Material Power: Palestinian Embroidery

‘Material Power: Palestinian Embroidery’ explores the historical life and contemporary significance of Palestinian embroidery. Looking at the ways in which embroidery, primarily undertaken by women, has evolved through a century of turbulent history for the Palestinian people.

This ancient and beautiful practice remains an important living tradition and the most prominent cultural material of Palestine today. Every dress tells a story: whether about the lives of women with their astonishing skills and creativity in the early decades of the last century, or the trauma of displacement as a result of the war of 1948.

The exhibition design plays with natural materials, relief, and bold highlights. A red accented plinth to elevate the dresses above the gallery floor, with stained wood for the label holders. Printed contextual imagery on recycled board. Dusky coloured label paper. Large-scale environmental supergraphic imagery. Warm-toned painted walls and a striking indigo backdrop.

Client  

Exhibition

8 July – 29 October 2023

Curator

Rachel Dedman

Assistant Curator

Eliza Spindel

3D Design

Wolfe Hall with Kettle’s Yard

Typefaces

True Sans, True Serif

Photography

Jo Underhill


A pair of woodblock-printed, patterned, fabric hangings are used to create an intervention within the two galleries. These form large-scale tactile dividers that boost the colours of the garments placed in front of them.

The printed patterns simplify motifs found in key works on dresses at the entrance of each room, and play with the show-through of the lightweight cloth to allow the decoration to appear on both sides.

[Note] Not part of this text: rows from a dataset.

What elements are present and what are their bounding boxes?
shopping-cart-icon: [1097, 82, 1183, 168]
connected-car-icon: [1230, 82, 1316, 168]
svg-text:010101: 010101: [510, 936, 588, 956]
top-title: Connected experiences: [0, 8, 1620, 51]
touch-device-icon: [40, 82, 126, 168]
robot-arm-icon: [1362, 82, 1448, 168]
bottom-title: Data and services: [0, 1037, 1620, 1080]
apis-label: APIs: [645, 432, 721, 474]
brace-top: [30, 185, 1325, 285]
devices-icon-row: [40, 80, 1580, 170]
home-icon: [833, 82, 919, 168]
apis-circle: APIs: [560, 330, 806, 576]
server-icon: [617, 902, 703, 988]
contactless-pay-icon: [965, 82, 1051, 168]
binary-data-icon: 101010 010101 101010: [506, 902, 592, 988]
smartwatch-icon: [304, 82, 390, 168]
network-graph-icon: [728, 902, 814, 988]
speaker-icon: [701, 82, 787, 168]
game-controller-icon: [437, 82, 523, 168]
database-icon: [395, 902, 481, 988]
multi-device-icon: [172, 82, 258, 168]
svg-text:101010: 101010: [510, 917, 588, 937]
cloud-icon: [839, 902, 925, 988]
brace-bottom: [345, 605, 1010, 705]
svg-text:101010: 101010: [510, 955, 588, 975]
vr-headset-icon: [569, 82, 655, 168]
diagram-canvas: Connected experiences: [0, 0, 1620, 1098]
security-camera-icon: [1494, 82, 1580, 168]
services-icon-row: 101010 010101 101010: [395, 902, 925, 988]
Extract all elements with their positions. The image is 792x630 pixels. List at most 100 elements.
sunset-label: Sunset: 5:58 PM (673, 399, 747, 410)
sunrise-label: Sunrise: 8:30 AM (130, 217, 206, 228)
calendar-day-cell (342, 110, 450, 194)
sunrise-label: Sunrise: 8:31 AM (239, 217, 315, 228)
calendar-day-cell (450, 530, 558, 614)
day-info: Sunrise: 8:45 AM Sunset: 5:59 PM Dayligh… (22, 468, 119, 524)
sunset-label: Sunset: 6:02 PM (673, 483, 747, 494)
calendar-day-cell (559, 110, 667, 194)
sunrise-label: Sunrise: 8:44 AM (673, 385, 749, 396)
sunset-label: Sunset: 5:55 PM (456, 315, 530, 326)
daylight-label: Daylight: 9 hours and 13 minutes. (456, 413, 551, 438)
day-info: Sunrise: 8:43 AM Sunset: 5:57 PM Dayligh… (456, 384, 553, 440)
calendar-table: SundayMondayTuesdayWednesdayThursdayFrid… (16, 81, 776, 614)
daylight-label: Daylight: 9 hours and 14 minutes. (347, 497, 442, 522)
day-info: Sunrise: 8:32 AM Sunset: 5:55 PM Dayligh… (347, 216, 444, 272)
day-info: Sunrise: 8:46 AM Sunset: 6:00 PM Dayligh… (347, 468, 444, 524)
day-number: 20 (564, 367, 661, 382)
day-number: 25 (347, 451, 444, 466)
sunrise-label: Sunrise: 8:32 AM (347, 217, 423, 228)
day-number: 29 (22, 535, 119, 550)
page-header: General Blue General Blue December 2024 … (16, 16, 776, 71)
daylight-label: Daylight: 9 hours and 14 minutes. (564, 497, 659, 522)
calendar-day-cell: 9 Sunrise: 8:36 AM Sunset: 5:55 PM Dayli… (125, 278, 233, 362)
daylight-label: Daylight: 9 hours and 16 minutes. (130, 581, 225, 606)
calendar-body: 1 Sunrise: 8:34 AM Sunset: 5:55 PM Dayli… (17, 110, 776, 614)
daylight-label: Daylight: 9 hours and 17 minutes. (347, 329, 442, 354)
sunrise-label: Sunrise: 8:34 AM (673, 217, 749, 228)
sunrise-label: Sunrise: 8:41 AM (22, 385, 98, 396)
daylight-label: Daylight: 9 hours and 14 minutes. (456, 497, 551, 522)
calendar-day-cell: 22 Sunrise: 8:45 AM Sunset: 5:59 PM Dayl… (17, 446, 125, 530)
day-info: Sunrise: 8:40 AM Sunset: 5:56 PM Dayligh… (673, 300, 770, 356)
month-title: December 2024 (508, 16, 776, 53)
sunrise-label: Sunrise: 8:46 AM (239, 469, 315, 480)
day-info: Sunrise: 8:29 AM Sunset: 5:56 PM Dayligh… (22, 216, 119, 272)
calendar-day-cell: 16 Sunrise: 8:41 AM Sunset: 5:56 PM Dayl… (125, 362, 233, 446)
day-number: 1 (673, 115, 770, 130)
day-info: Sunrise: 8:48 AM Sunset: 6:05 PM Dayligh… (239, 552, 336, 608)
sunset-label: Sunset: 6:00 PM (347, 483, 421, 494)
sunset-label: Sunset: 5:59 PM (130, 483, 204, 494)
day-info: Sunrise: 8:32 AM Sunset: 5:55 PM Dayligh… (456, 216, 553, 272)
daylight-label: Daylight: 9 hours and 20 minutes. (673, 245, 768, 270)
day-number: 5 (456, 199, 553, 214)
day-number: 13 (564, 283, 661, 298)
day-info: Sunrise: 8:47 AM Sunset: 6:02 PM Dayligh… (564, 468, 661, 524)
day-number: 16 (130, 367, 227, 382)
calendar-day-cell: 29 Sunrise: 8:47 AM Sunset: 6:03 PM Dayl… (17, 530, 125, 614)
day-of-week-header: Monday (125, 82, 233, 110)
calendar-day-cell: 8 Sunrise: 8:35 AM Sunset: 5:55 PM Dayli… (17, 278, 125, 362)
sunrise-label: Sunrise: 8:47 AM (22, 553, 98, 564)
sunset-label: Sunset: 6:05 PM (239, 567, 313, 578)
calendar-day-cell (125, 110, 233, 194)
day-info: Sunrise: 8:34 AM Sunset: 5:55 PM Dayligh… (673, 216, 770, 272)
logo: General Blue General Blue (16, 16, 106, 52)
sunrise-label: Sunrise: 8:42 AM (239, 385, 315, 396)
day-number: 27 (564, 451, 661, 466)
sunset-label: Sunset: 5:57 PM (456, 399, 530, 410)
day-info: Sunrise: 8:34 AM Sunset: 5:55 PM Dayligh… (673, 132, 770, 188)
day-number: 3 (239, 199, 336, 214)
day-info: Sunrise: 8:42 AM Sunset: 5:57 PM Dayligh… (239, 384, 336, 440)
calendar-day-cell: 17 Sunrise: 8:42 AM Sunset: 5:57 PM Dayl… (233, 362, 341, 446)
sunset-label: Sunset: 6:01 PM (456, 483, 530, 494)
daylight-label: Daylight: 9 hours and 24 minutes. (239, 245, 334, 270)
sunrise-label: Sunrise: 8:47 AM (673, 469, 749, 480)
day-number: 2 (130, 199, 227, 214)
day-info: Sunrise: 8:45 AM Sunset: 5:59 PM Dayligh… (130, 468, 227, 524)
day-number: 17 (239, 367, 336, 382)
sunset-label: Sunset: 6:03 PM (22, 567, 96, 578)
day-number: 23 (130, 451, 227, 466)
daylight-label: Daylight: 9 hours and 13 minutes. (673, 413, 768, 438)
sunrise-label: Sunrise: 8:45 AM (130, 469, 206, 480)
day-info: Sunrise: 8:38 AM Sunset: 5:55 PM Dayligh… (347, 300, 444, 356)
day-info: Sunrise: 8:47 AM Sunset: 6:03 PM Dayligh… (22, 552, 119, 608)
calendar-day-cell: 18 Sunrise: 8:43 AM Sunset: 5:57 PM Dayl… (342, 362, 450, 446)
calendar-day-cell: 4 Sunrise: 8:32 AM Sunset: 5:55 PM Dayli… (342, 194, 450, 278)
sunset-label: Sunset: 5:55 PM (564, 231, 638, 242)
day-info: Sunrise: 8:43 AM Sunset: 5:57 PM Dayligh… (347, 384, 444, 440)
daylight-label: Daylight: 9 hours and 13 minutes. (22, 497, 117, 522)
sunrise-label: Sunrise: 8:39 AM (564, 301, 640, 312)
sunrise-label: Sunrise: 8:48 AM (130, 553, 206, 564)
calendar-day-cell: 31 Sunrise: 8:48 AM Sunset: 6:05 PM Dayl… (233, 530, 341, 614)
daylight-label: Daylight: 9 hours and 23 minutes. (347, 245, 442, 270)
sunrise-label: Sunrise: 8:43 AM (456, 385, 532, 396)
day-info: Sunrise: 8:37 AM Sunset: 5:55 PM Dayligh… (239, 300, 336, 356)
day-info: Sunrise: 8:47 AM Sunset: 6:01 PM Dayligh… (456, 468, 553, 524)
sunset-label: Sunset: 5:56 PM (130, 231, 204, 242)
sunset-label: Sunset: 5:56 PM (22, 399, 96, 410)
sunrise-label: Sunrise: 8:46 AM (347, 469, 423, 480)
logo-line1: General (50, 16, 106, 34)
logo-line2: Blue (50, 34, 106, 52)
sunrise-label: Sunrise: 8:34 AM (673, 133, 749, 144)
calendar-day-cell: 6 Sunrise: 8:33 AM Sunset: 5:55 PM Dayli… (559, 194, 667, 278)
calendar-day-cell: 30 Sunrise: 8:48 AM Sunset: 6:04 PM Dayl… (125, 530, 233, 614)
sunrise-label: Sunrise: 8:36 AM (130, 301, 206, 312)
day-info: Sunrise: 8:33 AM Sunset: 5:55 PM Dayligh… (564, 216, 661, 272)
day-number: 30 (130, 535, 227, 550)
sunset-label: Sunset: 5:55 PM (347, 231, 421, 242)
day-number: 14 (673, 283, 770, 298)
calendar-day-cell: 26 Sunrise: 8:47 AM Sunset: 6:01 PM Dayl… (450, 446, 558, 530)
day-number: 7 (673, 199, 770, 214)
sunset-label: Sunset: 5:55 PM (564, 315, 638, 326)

There are two voices portrayed throughout the exhibition, the historical and the contemporary. The interpretation is set in True, a type family by the foundry Bold Decisions that is made up of a sans and serif style, of which we have switched between the two to communicate this differentiation.

The letterforms in True aren’t a revival of any historical model, but instead play on the idea of memory. Borrowing regional shapes and temperament to create letterforms with plenty of character.


The marketing campaign explores the graphic language found within the embroidery. From delicate patterns through to bold motifs, merging imagery found in several of the key works into a shifting textured background that travels across the background. Each pattern tells a story or has a symbolic meaning.

Printed in close hues of orange and yellow, the pattern forms a bold background to a variety of historical imagery on the printed materials. The scale is maintained across each of the required print sizes, so that each element could tile together to create a fully formed layout of shifting ornamentation.